La disposition selon laquelle le stockage des données devra être limité dans le temps engendre également une problématique. En effet, les institutions ne seront plus en mesure de fournir des duplicatas de documents au-delà d’un certain temps. Cela pourrait avoir des impacts plus ou moins importants sur les tiers en fonctions du type de document sollicité. En effet, quel que soit le type de document sollicité (factures, relevés bancaires, avis d’imposition, actes de naissances/décès, certificat de mariage, diplôme, etc.), il ne sera plus possible de disposer de duplicata au-delà d’un certain délai. Cela pourrait constituer un problème majeur, et il est important de se questionner dès à présent sur les solutions qui pourraient y être apportées.
Les données personnelles sont amenées à être de plus en plus indispensables. Cela s’explique par de nombreux phénomènes parmi lesquels nous pouvons citer : l’intelligence artificielle, l’automatisation des processus, les évolutions technologiques et l’accroissement des usages numériques. Il est donc indispensable de sécuriser l’ensemble des opérations en amont, et de faciliter les échanges.
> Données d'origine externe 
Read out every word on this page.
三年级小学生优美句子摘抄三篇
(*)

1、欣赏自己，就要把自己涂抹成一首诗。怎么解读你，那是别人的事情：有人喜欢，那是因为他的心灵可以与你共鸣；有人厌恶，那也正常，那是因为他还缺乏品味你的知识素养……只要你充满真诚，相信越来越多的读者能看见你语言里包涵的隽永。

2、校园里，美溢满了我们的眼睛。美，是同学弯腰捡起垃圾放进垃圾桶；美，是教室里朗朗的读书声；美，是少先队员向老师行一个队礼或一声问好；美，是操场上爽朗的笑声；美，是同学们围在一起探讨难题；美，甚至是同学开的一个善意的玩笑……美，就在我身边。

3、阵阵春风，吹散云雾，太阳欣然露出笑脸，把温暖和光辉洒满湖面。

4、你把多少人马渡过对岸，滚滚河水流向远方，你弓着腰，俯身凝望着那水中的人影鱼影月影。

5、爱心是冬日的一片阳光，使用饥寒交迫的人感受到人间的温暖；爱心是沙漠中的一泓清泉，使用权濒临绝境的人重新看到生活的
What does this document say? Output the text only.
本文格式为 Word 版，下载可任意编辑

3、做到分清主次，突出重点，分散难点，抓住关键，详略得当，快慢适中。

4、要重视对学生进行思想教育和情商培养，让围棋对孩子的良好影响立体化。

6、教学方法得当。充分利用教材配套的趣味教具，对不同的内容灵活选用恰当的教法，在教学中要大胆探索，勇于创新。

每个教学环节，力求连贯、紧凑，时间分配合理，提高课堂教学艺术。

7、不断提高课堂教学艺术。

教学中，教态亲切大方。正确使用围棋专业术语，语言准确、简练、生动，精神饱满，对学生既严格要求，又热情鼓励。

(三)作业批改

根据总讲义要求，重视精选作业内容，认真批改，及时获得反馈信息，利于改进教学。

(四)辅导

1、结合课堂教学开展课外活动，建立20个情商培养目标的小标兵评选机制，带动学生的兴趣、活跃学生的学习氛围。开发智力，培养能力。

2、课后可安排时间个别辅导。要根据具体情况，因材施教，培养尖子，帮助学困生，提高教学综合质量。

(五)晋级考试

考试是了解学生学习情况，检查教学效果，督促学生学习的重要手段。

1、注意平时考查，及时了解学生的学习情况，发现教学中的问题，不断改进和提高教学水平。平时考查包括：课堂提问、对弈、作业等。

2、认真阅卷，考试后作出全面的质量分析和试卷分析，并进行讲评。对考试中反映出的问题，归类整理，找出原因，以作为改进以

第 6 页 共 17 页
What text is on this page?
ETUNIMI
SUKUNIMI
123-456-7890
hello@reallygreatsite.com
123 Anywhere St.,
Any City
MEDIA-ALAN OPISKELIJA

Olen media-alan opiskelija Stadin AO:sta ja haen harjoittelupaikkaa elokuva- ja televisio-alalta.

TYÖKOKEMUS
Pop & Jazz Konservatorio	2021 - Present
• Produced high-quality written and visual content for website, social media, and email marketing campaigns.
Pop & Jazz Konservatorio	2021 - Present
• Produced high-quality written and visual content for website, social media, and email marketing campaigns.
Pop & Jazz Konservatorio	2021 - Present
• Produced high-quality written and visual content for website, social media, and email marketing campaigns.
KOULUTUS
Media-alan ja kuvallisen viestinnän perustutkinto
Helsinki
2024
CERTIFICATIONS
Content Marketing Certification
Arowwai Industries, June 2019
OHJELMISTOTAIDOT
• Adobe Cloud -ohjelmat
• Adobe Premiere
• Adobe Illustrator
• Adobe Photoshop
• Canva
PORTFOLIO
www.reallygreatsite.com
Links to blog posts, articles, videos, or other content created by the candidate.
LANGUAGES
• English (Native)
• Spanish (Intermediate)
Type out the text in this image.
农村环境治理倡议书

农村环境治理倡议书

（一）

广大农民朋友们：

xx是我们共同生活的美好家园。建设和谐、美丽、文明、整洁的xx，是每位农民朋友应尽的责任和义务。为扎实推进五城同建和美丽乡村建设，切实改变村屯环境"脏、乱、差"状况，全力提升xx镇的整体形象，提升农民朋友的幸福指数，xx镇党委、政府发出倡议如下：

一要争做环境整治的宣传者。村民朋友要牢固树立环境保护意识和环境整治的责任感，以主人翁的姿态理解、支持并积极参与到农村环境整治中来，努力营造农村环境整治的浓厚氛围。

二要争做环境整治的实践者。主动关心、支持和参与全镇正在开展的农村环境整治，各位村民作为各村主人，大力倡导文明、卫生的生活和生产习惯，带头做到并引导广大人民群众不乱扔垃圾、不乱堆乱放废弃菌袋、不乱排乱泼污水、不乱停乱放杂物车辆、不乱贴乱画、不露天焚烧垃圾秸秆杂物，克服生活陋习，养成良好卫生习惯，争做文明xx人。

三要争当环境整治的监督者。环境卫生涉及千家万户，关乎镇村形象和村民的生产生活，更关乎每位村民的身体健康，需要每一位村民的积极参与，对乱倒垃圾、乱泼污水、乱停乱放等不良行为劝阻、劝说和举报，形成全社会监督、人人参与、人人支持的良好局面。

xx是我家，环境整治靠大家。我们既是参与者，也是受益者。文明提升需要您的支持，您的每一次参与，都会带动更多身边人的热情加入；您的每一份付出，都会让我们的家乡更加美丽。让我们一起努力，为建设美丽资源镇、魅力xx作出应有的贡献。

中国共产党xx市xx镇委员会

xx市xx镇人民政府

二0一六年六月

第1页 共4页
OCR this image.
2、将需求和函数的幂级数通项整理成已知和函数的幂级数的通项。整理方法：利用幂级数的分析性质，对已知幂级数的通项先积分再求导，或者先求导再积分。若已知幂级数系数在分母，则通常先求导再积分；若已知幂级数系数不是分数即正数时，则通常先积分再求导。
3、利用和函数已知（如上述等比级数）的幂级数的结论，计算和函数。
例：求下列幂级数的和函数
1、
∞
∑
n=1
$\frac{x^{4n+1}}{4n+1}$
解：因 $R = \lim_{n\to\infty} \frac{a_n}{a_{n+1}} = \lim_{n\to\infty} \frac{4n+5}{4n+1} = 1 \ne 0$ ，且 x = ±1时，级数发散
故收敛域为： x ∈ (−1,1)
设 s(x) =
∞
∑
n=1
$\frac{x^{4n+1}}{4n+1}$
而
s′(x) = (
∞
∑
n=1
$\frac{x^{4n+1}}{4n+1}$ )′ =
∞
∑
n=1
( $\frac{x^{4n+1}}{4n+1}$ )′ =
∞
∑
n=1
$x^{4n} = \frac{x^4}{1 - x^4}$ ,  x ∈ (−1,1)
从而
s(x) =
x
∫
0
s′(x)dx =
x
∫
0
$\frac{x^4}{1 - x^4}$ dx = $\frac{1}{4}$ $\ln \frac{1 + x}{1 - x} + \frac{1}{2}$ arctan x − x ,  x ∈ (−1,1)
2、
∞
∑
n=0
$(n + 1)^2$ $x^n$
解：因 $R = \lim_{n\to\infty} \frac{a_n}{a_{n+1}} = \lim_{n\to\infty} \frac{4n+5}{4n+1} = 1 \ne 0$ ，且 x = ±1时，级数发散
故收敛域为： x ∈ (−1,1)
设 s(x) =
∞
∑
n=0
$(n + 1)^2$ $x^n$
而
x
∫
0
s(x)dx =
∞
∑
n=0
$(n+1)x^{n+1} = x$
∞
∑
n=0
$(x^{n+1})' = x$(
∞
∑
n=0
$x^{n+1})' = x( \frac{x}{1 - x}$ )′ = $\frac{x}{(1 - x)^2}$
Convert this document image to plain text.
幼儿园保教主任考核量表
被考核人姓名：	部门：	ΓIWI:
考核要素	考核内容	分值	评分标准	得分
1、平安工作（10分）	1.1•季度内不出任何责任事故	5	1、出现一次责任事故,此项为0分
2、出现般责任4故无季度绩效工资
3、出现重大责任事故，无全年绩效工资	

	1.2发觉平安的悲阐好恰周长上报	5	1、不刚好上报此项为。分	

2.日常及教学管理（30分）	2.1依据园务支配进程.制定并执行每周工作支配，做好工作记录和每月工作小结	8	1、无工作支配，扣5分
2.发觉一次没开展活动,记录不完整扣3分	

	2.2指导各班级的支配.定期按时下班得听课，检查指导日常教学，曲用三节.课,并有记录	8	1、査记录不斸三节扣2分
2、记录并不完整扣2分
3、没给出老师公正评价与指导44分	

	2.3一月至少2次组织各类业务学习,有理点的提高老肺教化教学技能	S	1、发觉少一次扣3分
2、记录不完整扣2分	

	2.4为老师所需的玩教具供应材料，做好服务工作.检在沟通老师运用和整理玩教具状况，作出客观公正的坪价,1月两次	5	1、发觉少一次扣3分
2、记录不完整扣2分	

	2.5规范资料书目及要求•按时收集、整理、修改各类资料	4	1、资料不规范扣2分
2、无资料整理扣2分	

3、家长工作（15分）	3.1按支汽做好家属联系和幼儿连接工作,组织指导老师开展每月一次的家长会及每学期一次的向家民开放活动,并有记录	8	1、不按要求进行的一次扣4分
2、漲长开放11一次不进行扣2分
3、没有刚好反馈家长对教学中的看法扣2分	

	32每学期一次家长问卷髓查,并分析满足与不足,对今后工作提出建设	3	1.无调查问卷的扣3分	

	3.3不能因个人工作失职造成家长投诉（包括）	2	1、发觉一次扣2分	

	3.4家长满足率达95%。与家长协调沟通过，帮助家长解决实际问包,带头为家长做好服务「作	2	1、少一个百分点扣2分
La majeure partie des banques perçoivent le Règlement Général sur la Protection des Données comme une contrainte avec de lourdes sanctions en cas de non-conformité. Pourtant, il s’avère intéressant, à notre avis, d’emmener la protection des données au-delà des obligations de conformité, et par là-même, d’instaurer une confiance sur le long terme. Une telle initiative permet de renforcer le sentiment de confiance vis-à-vis des tiers. Par exemple, de grands acteurs d’internet tels qu’Amazon, Google, Facebook, et Microsoft ont manifesté leurs intentions de développer l’intelligence artificielle au bénéfice des citoyens en y associant immédiatement un comité d’éthique. C’est là un vecteur considérable de différenciation dans la gestion des relations clients.
Nous le savons, les dispositions de RGPD ont entre autres résultantes une remise à niveau (égal) des banques. Aussi, nous pensons que toute activité ayant pour finalité la protection des données numériques consiste à « faire du digital autrement ». Par conséquent, il est de l’intérêt des banques que ce principe soit mis à profit comme un tremplin pour une rénovation de la relation client. Ainsi, ce qui aujourd’hui représente des contraintes de conformité, deviendra un atout stratégique de business development. Nous ne pouvons achever cet article sans citer Milad DOUHEILI (philosophe américain titulaire de la chaire d’humanisme numérique à l’université Paris-Sorbonne), qui rapportait lors d’une entrevue que « au travers du blockchain, on va transférer la confiance vers la puissance de calcul de la machine plutôt qu’aux tiers de confiance classiques comme les États et les banques. C’est un changement de délégation majeur ». Cette réflexion nous mène à nous demander jusqu’où s’étend le regain de confiance envisagé par la protection des données, et si les dispositions prises sont suffisantes au regard de la conjoncture actuelle. N’oublions pas qu’au-delà des aspects juridiques, RGPD apparaît comme un défi réglementaire qui impacte l’organisation dans sa globalité, et à la culture de l’entreprise.